In the 11th he took part in a Tamil play in inter-school competition and his school won the first prize and they were felicitated in a fancy hotel that he ever dreamt of stepping into.
There was a math teacher and with him, there was an ongoing irritant between them. He never liked the teacher repeatedly announcing in class that Arvind, Jayant, Ramanand, etc were IIT material while he was good enough to do a BSc only. So, when the school inspection happened, he leg pulled the teacher down. As if this was not enough, he made it to the IIT, one of the two boys, from the school and went cycling a distance to inform the Math teacher and he also assured him that he did not copy any of the paper. In any case, it was impossible to copy during IIT entrance tests. However, he does not remember what the reaction of the teacher was and that has remained his only regret.
So, there he was, the boy nicknamed Shivu, born into a Tamil Brahmin family; whose parents did not study beyond school; was brought up with a diet of vegetarian with the only exception being egg beaten with milk as a concession to the poor eater of a younger brother. The constant refrain that those days to a boy was “nalla paddi (study well) and pass and get a good job. He was on his way to do that having joined IIT, Kharagpur.
Somehow his mind was inclined towards things that were rural. Also, as the name suggests, he was not interested in things material and his needs were not too many. So, his parents never had trouble bringing him up. With IIT in his pocket, he was relieved and escaped the tension of college applications and being rejected. He wasn’t scholarly but he scored a decent 77% and that became more or less his benchmark. In IIT too his overall percentage was around 75.
When he reached the IIT and entered his room allotted the first thing he did was to remove the sacred thread and hang it up. His father had a religious bent of mind but he did not force it on him. Though on time, he underwent the sacred thread ceremony. Till he removed the sacred thread he
diligently but mechanically chanted the mantra that was whispered to him in his ears by the priest without the meaning being told. He felt the hallowed portal of the IIT itself was scared enough.
“His first two years he wasted
Did nothing worthy to be noted.”
Except that he took to playing basketball and in the evening hours anybody could see potting around. Again, not that he was tall or fleet-footed, but he seemed to understand his limitation and trained himself to shoot from a distance. In the third year when he was shortlisted for the basketball team and later selected into the team he once again underscored his penchant for becoming a dark horse. There was his moment of pride when he wore the IIT sports jacket and went for participation in the Inter-IIT meet for the next three years.

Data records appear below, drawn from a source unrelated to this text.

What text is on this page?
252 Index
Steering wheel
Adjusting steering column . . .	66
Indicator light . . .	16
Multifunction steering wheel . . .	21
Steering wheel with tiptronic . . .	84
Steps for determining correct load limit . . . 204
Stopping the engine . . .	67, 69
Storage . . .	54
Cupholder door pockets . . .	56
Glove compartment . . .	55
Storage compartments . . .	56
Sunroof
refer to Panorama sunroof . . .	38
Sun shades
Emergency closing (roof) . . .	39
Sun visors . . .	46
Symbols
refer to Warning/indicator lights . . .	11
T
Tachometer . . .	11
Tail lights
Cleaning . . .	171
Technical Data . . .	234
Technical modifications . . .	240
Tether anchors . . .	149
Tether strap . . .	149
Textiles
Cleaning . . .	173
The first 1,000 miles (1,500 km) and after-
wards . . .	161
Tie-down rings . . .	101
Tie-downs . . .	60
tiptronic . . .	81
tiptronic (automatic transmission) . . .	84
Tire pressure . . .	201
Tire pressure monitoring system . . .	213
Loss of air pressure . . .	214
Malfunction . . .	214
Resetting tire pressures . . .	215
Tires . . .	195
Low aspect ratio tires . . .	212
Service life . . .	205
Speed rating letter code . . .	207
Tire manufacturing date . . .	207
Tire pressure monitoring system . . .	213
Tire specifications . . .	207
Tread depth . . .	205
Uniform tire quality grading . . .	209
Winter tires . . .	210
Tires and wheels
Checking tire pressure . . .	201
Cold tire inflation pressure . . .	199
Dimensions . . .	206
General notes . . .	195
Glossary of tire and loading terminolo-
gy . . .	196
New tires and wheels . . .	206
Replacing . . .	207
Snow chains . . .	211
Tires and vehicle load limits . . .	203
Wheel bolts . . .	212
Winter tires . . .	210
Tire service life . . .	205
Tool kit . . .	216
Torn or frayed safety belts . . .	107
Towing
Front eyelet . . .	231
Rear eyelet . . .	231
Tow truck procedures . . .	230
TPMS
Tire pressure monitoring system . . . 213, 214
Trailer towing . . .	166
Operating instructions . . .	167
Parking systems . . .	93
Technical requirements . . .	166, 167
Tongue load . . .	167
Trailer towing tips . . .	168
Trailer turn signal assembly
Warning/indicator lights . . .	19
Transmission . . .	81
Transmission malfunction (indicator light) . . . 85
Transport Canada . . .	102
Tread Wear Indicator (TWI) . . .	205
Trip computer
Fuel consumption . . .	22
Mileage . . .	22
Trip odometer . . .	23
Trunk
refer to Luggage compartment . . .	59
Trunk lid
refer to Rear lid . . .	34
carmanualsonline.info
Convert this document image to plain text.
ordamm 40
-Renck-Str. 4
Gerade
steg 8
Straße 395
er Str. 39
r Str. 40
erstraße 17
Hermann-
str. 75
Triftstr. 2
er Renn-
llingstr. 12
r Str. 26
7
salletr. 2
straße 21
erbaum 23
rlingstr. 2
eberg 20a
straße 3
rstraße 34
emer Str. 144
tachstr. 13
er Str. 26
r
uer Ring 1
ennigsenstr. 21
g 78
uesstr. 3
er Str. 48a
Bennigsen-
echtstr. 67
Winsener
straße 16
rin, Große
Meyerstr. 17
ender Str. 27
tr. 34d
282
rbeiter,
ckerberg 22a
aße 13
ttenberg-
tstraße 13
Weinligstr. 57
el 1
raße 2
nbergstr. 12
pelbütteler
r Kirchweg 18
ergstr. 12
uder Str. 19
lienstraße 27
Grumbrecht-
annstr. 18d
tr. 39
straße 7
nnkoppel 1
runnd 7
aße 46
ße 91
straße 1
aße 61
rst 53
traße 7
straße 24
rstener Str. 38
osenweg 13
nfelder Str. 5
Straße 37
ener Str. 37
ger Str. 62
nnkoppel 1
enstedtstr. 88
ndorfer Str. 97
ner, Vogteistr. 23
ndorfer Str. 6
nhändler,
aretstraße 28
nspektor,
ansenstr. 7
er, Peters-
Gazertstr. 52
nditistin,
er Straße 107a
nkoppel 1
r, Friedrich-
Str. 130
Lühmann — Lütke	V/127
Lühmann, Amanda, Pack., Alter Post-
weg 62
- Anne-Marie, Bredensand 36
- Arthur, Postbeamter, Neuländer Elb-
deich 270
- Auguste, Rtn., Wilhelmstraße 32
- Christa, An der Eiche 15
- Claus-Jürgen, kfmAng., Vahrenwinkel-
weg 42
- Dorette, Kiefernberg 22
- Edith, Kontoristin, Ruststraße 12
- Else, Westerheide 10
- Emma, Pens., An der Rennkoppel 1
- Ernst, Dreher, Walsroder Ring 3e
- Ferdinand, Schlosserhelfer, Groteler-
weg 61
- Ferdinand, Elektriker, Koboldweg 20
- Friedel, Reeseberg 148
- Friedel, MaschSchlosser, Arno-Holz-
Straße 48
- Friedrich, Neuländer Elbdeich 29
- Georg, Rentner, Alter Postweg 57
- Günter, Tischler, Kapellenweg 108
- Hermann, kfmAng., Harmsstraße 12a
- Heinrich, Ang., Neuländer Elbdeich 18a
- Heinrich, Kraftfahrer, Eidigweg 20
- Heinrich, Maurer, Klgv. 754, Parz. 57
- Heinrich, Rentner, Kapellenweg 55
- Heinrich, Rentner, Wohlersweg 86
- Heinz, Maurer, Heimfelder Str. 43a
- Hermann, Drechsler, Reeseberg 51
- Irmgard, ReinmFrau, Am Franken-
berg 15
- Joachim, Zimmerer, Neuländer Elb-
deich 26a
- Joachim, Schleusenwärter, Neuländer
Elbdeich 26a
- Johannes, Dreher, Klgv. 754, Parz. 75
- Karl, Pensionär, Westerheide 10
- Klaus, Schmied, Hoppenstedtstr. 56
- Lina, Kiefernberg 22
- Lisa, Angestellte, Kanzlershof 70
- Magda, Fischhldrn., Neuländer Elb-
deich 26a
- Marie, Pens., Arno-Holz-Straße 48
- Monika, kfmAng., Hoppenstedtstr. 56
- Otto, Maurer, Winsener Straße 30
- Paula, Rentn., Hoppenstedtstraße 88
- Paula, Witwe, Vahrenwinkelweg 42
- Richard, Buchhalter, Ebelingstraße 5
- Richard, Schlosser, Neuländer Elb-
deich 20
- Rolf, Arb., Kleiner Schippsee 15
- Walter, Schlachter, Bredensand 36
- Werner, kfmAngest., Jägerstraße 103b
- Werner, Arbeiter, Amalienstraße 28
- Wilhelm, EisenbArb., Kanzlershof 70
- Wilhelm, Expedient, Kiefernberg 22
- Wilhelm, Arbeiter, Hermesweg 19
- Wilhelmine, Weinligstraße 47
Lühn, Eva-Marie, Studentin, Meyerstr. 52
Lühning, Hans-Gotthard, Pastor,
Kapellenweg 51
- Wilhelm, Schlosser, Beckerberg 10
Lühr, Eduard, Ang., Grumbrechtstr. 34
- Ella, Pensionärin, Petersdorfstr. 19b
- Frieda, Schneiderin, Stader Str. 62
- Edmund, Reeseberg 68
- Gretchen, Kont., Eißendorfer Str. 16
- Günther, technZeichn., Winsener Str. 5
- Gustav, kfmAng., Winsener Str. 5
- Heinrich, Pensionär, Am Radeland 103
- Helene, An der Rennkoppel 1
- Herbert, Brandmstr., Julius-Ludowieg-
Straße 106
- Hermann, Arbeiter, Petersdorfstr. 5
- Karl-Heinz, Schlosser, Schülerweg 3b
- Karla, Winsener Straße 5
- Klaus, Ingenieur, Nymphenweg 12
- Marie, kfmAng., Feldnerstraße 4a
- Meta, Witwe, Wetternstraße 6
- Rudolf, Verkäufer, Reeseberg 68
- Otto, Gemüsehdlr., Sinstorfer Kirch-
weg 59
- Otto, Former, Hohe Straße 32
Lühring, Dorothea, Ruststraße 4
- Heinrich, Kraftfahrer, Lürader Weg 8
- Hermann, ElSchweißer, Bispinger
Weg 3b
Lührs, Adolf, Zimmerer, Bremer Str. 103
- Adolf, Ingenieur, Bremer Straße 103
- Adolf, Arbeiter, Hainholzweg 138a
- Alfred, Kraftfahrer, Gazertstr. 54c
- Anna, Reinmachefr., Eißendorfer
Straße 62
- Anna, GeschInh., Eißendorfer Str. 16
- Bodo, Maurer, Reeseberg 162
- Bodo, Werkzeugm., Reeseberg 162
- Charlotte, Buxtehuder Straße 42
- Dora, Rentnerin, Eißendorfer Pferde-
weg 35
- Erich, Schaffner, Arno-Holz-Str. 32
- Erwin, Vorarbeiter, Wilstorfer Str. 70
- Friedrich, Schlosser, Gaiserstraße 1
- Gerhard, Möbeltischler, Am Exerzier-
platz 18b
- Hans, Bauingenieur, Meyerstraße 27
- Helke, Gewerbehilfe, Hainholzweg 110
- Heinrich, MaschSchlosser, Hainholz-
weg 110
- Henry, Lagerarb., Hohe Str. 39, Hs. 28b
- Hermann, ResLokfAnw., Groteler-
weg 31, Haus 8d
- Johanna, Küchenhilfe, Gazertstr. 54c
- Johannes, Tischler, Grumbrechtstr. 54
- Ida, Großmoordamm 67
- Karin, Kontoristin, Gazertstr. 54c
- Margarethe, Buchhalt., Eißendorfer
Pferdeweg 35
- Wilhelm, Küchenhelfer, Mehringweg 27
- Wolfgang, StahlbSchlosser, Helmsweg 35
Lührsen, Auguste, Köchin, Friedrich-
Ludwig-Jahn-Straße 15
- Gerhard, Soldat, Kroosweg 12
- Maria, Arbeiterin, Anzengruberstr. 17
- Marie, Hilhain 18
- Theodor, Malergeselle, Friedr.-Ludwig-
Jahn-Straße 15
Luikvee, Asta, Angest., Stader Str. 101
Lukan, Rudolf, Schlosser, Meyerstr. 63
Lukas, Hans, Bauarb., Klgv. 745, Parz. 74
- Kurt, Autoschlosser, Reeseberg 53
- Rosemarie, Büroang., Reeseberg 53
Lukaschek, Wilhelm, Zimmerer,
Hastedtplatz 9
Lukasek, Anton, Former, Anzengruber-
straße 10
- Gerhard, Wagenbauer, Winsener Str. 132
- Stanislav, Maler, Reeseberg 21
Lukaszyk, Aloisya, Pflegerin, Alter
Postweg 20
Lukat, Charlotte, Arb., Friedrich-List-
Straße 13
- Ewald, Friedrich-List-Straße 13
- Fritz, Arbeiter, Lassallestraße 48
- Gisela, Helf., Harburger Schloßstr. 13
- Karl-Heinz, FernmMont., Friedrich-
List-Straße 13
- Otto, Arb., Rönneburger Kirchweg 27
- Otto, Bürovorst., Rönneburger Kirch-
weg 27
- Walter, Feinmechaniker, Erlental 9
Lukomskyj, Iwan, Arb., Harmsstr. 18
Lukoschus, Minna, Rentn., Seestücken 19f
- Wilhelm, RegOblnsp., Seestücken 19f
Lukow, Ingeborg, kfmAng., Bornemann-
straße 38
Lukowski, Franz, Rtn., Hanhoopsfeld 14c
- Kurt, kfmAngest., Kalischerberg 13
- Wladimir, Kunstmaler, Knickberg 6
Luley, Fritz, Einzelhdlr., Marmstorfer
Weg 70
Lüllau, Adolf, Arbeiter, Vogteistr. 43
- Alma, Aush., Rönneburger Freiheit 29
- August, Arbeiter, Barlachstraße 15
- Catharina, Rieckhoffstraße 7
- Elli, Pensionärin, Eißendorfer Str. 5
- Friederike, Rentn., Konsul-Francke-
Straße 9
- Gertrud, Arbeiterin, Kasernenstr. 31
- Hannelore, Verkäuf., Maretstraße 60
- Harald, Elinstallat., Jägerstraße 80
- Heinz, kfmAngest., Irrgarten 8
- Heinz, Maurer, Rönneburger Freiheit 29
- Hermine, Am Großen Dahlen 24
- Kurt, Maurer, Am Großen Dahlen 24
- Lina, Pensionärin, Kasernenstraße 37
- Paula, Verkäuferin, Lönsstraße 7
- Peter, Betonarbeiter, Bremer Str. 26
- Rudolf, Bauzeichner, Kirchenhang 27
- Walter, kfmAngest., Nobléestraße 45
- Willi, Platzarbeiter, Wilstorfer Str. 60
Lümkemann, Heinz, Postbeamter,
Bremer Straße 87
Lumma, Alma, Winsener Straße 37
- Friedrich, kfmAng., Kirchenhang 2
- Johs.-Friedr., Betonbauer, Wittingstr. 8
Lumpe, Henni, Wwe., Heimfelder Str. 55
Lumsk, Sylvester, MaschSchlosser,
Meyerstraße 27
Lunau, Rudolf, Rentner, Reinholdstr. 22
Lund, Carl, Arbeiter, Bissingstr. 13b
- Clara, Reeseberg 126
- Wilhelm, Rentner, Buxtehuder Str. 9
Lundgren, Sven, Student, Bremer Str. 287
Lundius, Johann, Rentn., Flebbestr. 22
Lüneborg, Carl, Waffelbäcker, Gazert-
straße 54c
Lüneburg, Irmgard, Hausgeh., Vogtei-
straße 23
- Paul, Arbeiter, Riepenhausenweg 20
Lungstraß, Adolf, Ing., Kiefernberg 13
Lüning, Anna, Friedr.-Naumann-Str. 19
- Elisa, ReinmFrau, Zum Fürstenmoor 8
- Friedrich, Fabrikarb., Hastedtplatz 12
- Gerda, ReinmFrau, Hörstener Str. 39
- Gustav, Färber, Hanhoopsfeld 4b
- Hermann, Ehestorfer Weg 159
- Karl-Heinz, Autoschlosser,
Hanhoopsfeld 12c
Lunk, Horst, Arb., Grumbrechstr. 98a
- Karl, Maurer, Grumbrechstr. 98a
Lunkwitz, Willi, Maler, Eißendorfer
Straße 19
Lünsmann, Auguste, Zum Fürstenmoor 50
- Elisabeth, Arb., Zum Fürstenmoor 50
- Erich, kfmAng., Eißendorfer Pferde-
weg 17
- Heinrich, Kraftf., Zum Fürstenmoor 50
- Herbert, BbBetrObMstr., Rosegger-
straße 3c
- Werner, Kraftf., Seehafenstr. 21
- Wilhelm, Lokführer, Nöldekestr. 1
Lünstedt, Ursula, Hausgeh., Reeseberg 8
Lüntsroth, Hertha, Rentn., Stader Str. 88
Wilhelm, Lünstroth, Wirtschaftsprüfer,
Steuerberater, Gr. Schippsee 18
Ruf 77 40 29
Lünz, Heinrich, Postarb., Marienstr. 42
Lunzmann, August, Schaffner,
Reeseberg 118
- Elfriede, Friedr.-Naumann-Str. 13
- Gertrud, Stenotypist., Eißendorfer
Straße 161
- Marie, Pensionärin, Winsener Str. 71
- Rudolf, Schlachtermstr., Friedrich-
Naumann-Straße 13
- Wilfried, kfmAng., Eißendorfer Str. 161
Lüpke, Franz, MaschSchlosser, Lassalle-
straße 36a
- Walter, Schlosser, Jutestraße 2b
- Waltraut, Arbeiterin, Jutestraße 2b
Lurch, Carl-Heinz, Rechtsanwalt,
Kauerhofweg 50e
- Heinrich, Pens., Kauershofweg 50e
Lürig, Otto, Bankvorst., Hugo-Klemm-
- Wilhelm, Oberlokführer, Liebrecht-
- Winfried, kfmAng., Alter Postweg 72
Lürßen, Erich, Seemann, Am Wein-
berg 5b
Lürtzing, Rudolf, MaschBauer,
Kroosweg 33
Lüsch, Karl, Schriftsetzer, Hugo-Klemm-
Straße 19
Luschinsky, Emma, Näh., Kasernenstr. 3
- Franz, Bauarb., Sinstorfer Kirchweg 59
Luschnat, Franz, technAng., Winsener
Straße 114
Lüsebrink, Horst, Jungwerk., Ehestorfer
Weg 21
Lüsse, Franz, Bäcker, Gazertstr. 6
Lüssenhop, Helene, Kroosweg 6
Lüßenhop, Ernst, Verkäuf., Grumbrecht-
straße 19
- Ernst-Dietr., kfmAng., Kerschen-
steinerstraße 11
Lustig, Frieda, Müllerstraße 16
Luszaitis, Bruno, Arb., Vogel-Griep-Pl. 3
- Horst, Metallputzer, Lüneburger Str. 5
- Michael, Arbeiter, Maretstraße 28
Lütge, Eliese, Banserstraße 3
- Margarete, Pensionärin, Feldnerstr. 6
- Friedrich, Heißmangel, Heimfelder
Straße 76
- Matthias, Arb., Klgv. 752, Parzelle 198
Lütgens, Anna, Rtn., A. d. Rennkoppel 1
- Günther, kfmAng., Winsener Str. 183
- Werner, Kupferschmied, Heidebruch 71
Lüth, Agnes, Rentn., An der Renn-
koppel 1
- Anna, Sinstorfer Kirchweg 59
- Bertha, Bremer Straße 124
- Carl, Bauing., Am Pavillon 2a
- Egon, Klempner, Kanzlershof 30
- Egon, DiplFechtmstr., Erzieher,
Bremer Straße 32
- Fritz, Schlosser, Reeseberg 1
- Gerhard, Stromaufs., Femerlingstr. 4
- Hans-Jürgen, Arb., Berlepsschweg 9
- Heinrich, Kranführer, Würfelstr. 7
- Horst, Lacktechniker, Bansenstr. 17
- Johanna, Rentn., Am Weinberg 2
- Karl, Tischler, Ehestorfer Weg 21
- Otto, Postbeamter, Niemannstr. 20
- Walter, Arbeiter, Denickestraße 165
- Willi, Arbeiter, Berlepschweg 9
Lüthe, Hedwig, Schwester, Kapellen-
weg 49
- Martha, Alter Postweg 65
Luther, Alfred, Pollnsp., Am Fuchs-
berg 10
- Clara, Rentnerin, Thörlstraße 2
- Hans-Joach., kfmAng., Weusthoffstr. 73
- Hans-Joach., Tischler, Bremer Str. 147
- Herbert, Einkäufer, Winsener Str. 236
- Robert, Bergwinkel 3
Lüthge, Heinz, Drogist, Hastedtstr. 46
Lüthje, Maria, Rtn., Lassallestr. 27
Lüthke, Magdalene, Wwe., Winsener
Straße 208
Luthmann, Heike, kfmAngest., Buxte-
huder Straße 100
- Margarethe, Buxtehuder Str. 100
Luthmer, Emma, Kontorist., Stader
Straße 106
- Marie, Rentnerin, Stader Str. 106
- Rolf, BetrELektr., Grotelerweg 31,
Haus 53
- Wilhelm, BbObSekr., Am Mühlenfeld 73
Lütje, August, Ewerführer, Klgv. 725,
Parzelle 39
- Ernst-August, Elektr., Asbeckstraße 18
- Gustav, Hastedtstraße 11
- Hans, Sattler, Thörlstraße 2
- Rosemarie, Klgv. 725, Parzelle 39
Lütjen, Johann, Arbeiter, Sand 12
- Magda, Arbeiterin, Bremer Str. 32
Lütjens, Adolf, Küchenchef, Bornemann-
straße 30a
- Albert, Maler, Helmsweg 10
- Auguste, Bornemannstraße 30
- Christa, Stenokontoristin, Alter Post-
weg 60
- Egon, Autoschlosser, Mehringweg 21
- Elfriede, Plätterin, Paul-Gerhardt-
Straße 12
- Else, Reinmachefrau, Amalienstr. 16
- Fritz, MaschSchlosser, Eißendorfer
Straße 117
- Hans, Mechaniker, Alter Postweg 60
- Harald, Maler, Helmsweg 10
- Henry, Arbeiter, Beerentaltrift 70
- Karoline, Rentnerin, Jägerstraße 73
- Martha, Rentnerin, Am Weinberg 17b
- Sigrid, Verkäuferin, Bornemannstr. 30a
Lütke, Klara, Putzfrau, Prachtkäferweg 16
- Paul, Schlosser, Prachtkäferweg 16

He turned the tides in his third year. A little more serious effort saw him go beyond 60% for the first time in the 5th semester exam. He revived his chess playing and he took the hostel to win gold in the inter-hostel tournament. That got him respect among his peers. In the 6th semester, he topped his class of 30 as he entered the agriculture engineering department. His reputation was already established and the professors in the department liked him. That reputation saw him through for the next two years and overall, he ended up with a decent score of 73.6 in the IIT.
His penchant for becoming a dark horse didn’t leave him as he passed out as the best all-rounder from the department. In his final year he was nicknamed as Captain as he became one for the hostel basketball team and the title was apt if not for his skill but for the passion, he brought to the game and the hostel was runners-up in the competition.
As was his won't, he was looking for something rural to do beyond IIT. What it was he did not know until he saw the brochure of the Institute of Rural Management, Anand (IRMA). The brochure assured him a post-graduate degree in rural management, plus an assured job and as if that was not enough a scholarship more or less adequate to take care of oneself. His mind was made up then and then but it also involved a competitive entrance exam and interview.
He got a job too as a fall- back option. But in the end, he got selected into the two- year program at IRMA. There he was yet again a dark horse. Never applied for any foreign university, never gave TOEFL or GRE but set on life looking for rural pastures for he was a dark horse at his heart. There he was
“Became an engineer, not of the IIT mold
But engineered his life as best as he could.”
He passed out of IRMA and went on to complete 35+ years of work in the rural development sector and became dark horse a few times. A tale that would be told at a different time.